Chief among these will be the way in which the case highlights a global need to shift the way copyright law protecting content producers operated.
“The internet is changing the way we utilise media and the way we utilise information and is of great benefit to society, however, we’re stuck with copyright laws that date back to the 17th century,” Budde said.
“The outcome of this case is a clear indication that those vested interests that have these very rigid copyright rules protecting them will have to adjust to the new digital media internet ear. There’s no doubt that you have to protect content, but it has to be done in a different way that sits within the economy now, not the way it was a couple hundred years ago.”
Also crucial in the outcome was the reaffirmation of the notion that ISPs are, in effect, the middlemen of the internet and therefore could not be viewed as being responsible for the actions of end users, Budde said.
“The same principle applies to Australia Post which is not responsible if it delivers a letter which contains death threats to someone,” he said.
Locally, the principle that ISPs should not be responsible for policing the action of their end users had the potential to re-ignite the debate on ISP-level content filtering, Budde said.
“The question now is: can [communications minister] Stephen Conroy now legally force ISPs to take on the role of policeman,” he said. “While everyone in principle everyone agrees with the idea of protecting children, what he is doing could now be challenged based on the outcome of this kind of court case.”
“Ultimately the case shows that a different approach to censorship and copyright is needed.

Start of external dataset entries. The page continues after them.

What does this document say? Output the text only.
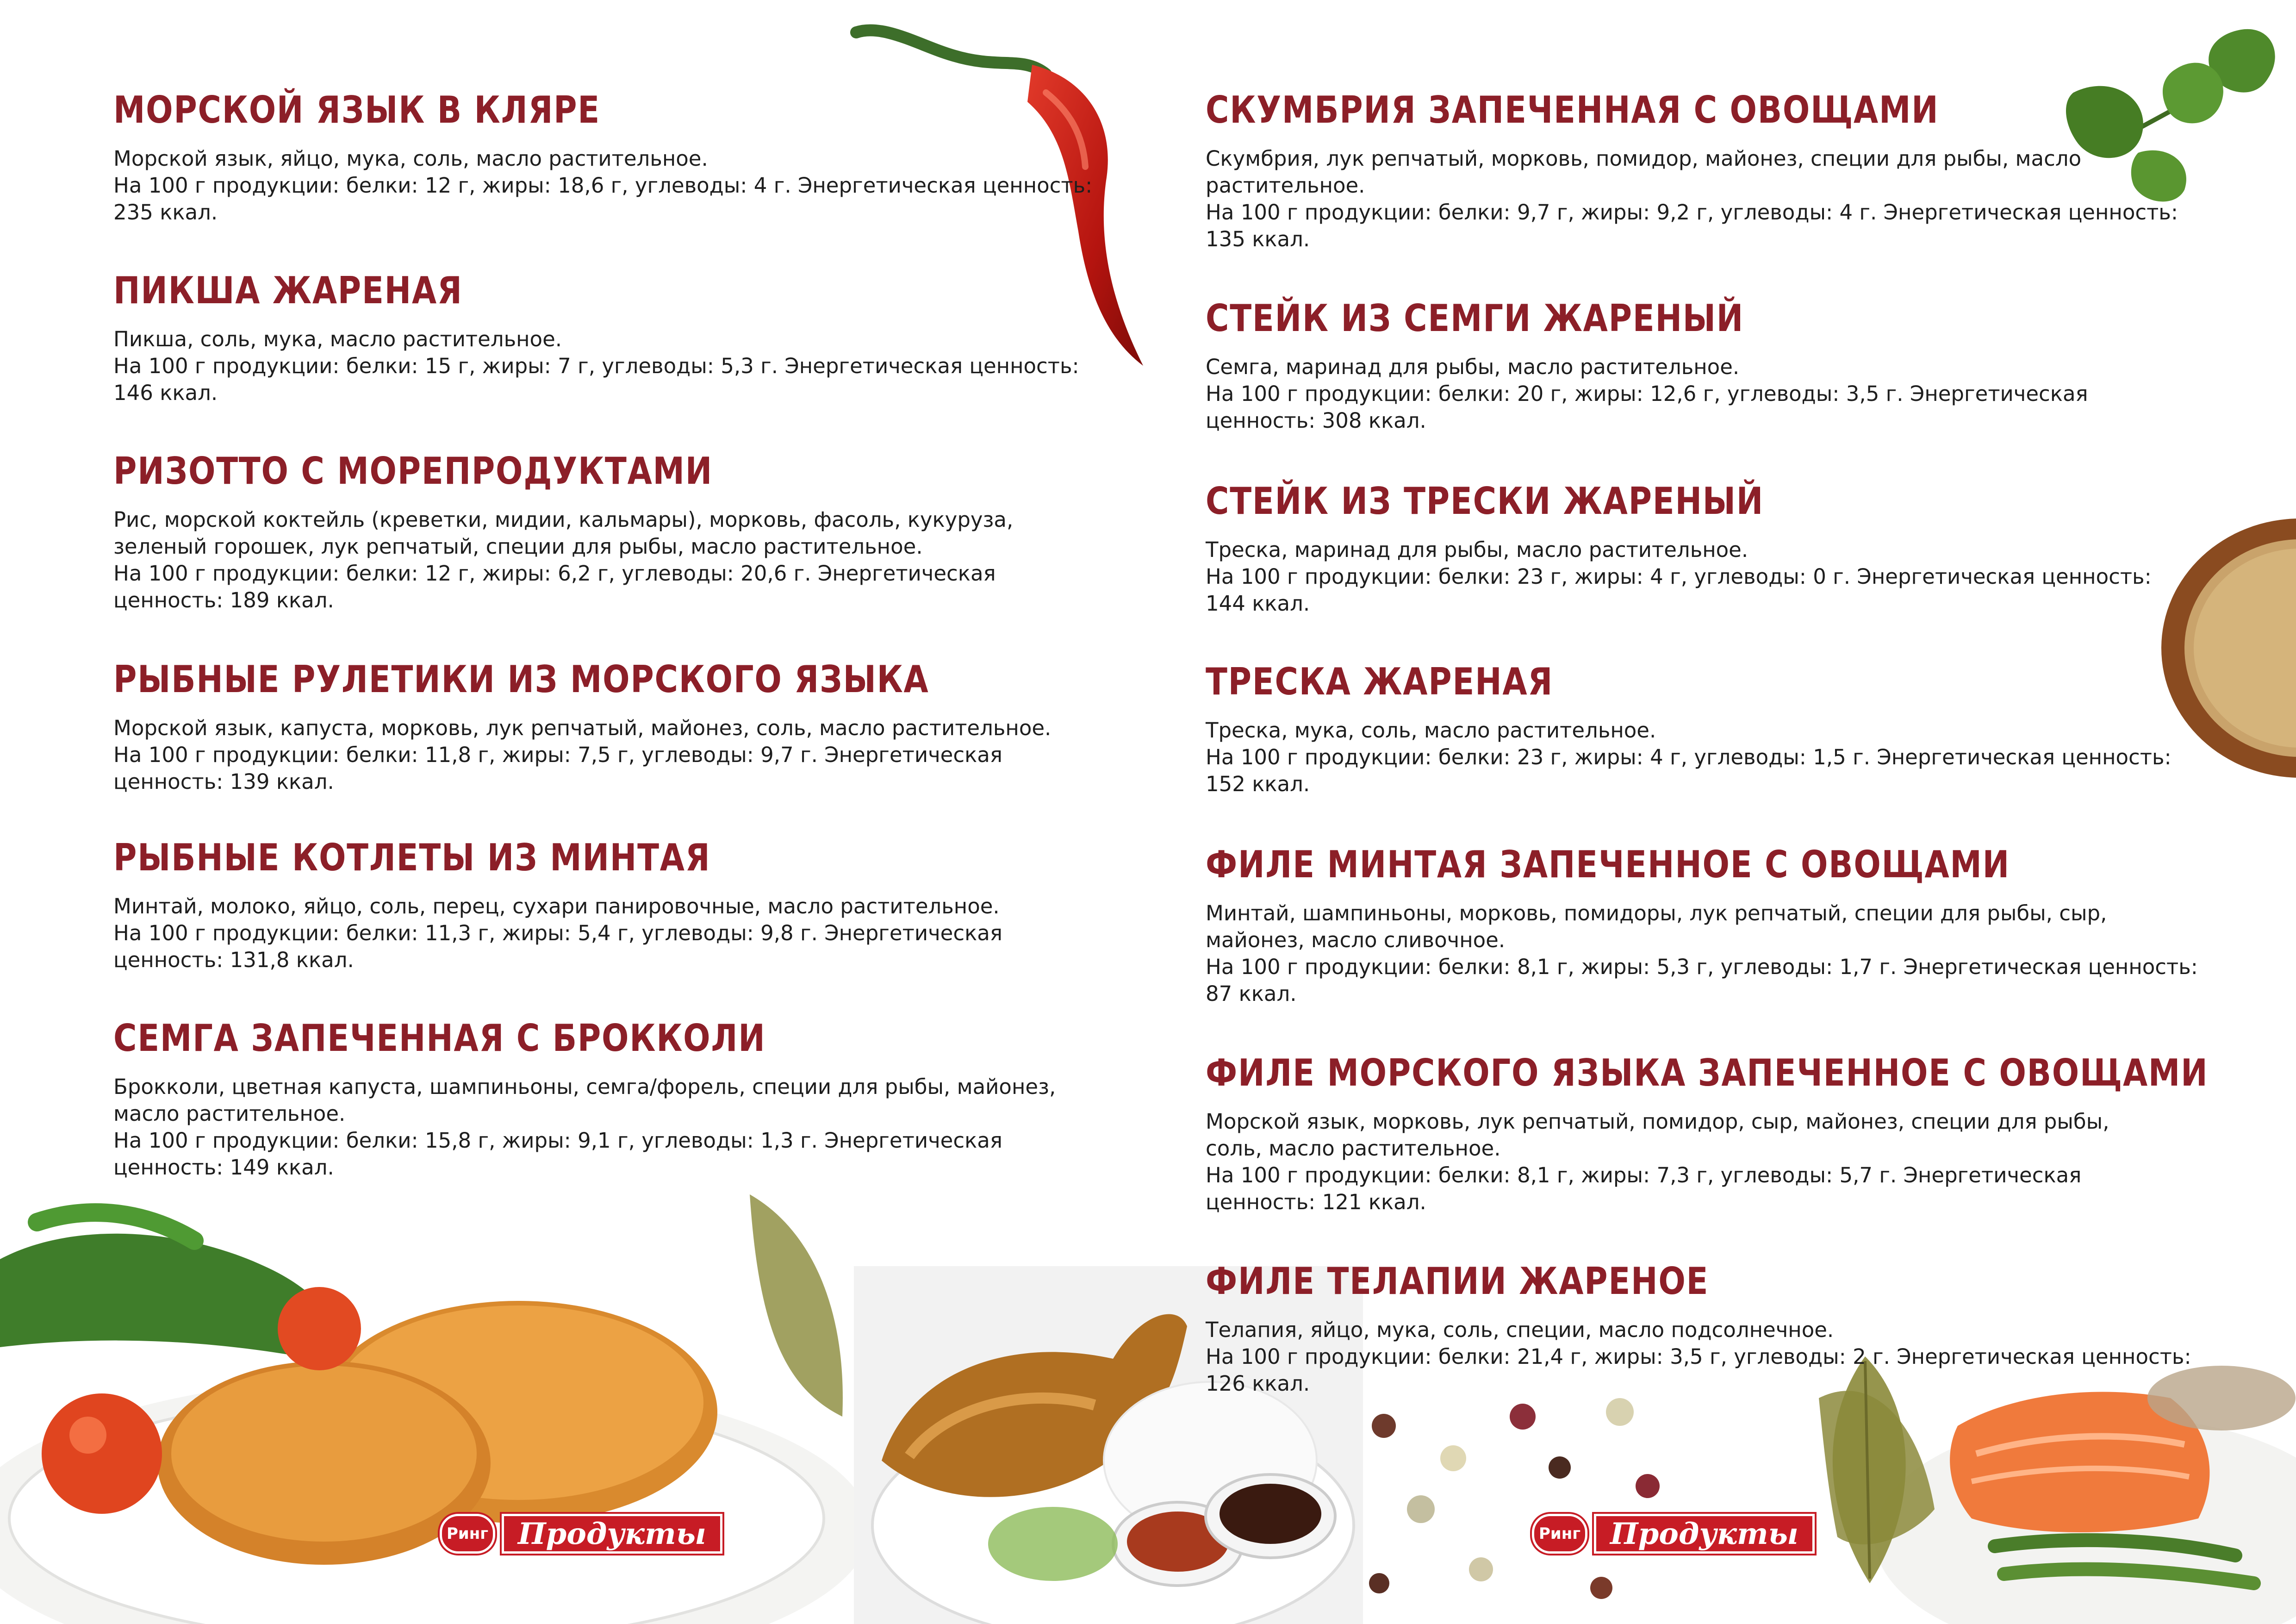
Ринг	Продукты	Ринг	Продукты
МОРСКОЙ ЯЗЫК В КЛЯРЕ

Морской язык, яйцо, мука, соль, масло растительное.

На 100 г продукции: белки: 12 г, жиры: 18,6 г, углеводы: 4 г. Энергетическая ценность:

235 ккал.

ПИКША ЖАРЕНАЯ

Пикша, соль, мука, масло растительное.

На 100 г продукции: белки: 15 г, жиры: 7 г, углеводы: 5,3 г. Энергетическая ценность:

146 ккал.

РИЗОТТО С МОРЕПРОДУКТАМИ

Рис, морской коктейль (креветки, мидии, кальмары), морковь, фасоль, кукуруза,

зеленый горошек, лук репчатый, специи для рыбы, масло растительное.

На 100 г продукции: белки: 12 г, жиры: 6,2 г, углеводы: 20,6 г. Энергетическая

ценность: 189 ккал.

РЫБНЫЕ РУЛЕТИКИ ИЗ МОРСКОГО ЯЗЫКА

Морской язык, капуста, морковь, лук репчатый, майонез, соль, масло растительное.

На 100 г продукции: белки: 11,8 г, жиры: 7,5 г, углеводы: 9,7 г. Энергетическая

ценность: 139 ккал.

РЫБНЫЕ КОТЛЕТЫ ИЗ МИНТАЯ

Минтай, молоко, яйцо, соль, перец, сухари панировочные, масло растительное.

На 100 г продукции: белки: 11,3 г, жиры: 5,4 г, углеводы: 9,8 г. Энергетическая

ценность: 131,8 ккал.

СЕМГА ЗАПЕЧЕННАЯ С БРОККОЛИ

Брокколи, цветная капуста, шампиньоны, семга/форель, специи для рыбы, майонез,

масло растительное.

На 100 г продукции: белки: 15,8 г, жиры: 9,1 г, углеводы: 1,3 г. Энергетическая

ценность: 149 ккал.

СКУМБРИЯ ЗАПЕЧЕННАЯ С ОВОЩАМИ

Скумбрия, лук репчатый, морковь, помидор, майонез, специи для рыбы, масло

растительное.

На 100 г продукции: белки: 9,7 г, жиры: 9,2 г, углеводы: 4 г. Энергетическая ценность:

135 ккал.

СТЕЙК ИЗ СЕМГИ ЖАРЕНЫЙ

Семга, маринад для рыбы, масло растительное.

На 100 г продукции: белки: 20 г, жиры: 12,6 г, углеводы: 3,5 г. Энергетическая

ценность: 308 ккал.

СТЕЙК ИЗ ТРЕСКИ ЖАРЕНЫЙ

Треска, маринад для рыбы, масло растительное.

На 100 г продукции: белки: 23 г, жиры: 4 г, углеводы: 0 г. Энергетическая ценность:

144 ккал.

ТРЕСКА ЖАРЕНАЯ

Треска, мука, соль, масло растительное.

На 100 г продукции: белки: 23 г, жиры: 4 г, углеводы: 1,5 г. Энергетическая ценность:

152 ккал.

ФИЛЕ МИНТАЯ ЗАПЕЧЕННОЕ С ОВОЩАМИ

Минтай, шампиньоны, морковь, помидоры, лук репчатый, специи для рыбы, сыр,

майонез, масло сливочное.

На 100 г продукции: белки: 8,1 г, жиры: 5,3 г, углеводы: 1,7 г. Энергетическая ценность:

87 ккал.

ФИЛЕ МОРСКОГО ЯЗЫКА ЗАПЕЧЕННОЕ С ОВОЩАМИ

Морской язык, морковь, лук репчатый, помидор, сыр, майонез, специи для рыбы,

соль, масло растительное.

На 100 г продукции: белки: 8,1 г, жиры: 7,3 г, углеводы: 5,7 г. Энергетическая

ценность: 121 ккал.

ФИЛЕ ТЕЛАПИИ ЖАРЕНОЕ

Телапия, яйцо, мука, соль, специи, масло подсолнечное.

На 100 г продукции: белки: 21,4 г, жиры: 3,5 г, углеводы: 2 г. Энергетическая ценность:

126 ккал.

This court case will stimulate the vested interests in these areas to start rethinking how they address these issues.
Ovum analyst, David Kennedy, played down the result of the case, arguing that the court had simply maintained the status quo in the industry.
“If the case had gone the other way, ISP responsibility for the content and services operating across networks would have increased significantly,” he said. “In fact, the court has simply upheld ‘business as usual’ in the industry and left the primary responsibility for the legality of content with the end user.”
Kennedy added that while the tension between intellectual property (IP) law and new technology wasn’t new, the steady global trend had been towards stronger IP laws through multilateral negotiation.
"If the considerable difficulties in enforcement haven’t stopped this trend, I don’t think that this case will change the trend either," he said. "The case for ISP filtering must stand or fall on its own merits, not on tangentially related court decisions.
"The court has simply found that, under existing law, the ISP wasn’t to be held responsible for the use of content on their networks. They haven’t made any comment on the desirability or otherwise of tougher laws, and they haven’t found that the government can’t create such laws. If the government chooses to make a new law giving ISPs responsibility for some aspect of content control, then the courts would presumably uphold this law too."